Tredici titoli in guadagno e diciassette in perdita, ma il Dow Jones (+0,24%) sale perché il peso di Apple è determinante, l’indice più vecchio del mondo mette così a segno la settima seduta rialzista consecutiva.

Gli altri due principali indici di Borsa americani hanno concluso la giornata non distanti dalla parità, poco sopra lo S&P500 (+0,05%) che si ferma a 26 centesimi di punto dal record assoluto, e poco sotto il Nasdaq (-0,00%) comunque su livelli stratosferici.

Quindi questo leitmotiv continua, il dollaro si indebolisce sempre di più, abbiamo già superato quota 1,185 nei confronti dell’euro, e contemporaneamente i principali listini a stelle e strisce si gonfiano oltre ogni limite.

Sembra quasi che sia la Banca Centrale statunitense ad operare manovre di politica monetaria espansiva e non l’Europa, come invece accade nella realtà.

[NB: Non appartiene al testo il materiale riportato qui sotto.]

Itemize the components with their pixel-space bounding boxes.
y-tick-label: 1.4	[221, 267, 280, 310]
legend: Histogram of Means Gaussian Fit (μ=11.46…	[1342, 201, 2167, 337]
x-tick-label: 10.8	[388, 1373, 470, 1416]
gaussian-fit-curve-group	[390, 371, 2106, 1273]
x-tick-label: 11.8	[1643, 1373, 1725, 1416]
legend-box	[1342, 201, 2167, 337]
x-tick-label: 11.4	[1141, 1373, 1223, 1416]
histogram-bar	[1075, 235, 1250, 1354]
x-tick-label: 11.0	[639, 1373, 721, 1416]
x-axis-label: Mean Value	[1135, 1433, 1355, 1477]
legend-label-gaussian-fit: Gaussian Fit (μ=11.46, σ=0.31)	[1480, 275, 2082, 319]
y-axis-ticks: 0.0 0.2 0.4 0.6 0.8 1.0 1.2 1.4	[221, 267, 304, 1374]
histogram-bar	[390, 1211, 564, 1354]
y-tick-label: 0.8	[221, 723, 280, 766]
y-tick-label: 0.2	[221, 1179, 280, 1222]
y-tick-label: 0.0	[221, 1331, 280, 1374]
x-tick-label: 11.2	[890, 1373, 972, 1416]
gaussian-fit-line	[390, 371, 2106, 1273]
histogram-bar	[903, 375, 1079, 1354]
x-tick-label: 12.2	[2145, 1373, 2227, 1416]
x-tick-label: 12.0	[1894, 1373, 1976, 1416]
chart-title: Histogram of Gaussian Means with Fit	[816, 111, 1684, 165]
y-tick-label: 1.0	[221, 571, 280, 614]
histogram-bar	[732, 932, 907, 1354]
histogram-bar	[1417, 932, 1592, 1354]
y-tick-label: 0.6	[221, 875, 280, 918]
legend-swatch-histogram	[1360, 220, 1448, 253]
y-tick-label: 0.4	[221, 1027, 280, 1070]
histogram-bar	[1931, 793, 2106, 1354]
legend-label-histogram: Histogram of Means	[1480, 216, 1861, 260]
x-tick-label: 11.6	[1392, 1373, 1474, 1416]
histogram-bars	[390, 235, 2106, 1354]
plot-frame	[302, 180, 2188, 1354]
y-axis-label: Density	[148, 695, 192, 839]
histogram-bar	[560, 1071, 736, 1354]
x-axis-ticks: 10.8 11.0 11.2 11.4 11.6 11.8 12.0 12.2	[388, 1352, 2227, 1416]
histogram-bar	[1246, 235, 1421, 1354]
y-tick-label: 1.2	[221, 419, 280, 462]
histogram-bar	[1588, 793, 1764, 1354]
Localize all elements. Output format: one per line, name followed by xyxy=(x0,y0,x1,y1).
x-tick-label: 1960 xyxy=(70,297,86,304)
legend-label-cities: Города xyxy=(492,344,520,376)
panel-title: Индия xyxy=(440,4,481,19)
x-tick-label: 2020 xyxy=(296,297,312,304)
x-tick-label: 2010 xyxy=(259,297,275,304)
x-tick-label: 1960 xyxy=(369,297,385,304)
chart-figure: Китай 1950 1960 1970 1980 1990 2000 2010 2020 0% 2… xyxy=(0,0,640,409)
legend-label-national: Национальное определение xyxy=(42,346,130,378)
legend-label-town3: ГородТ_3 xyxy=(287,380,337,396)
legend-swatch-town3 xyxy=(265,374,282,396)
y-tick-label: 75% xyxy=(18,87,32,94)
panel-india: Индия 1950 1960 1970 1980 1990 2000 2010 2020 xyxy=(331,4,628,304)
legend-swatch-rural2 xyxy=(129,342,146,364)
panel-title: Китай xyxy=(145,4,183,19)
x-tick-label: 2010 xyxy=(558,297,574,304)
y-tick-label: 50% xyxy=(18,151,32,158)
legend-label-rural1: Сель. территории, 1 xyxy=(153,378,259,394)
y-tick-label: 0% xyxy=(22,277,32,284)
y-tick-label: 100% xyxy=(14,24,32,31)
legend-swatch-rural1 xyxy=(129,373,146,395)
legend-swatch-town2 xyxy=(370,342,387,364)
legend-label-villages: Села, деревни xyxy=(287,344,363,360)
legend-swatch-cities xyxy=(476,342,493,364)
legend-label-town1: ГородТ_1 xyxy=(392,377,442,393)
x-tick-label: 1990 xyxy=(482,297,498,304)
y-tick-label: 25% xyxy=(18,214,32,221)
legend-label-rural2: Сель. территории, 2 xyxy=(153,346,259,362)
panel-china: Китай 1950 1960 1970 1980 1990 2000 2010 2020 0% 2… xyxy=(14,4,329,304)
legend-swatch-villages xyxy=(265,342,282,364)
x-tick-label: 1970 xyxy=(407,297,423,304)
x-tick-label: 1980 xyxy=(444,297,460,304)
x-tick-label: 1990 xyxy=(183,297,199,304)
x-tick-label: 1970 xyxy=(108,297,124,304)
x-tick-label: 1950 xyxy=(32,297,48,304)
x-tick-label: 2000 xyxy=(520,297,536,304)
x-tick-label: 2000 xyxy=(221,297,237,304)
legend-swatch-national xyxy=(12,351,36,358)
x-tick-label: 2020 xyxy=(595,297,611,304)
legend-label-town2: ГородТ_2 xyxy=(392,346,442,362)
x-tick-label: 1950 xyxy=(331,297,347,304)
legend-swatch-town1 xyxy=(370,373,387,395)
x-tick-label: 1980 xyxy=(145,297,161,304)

I target price ormai vengono quasi aggiornati quotidianamente, e ci siamo talmente abituati che non ci stupiamo nemmeno più.

Visto che comunque “bisogna comprare” si vanno a vedere quali titoli hanno avuto di recente qualche battuta a vuoto e si acquistano, sembrano queste le motivazioni delle performances di McDonald’s (+1,66%),  United Technologies (+1,24%) e 3M Company (+1,10%).

E questa divergenza fra Wall Street e Francoforte (+6,6% il DJ e -1,1% il Dax dalla fine del primo trimestre dell’anno) si fa sempre più preoccupante.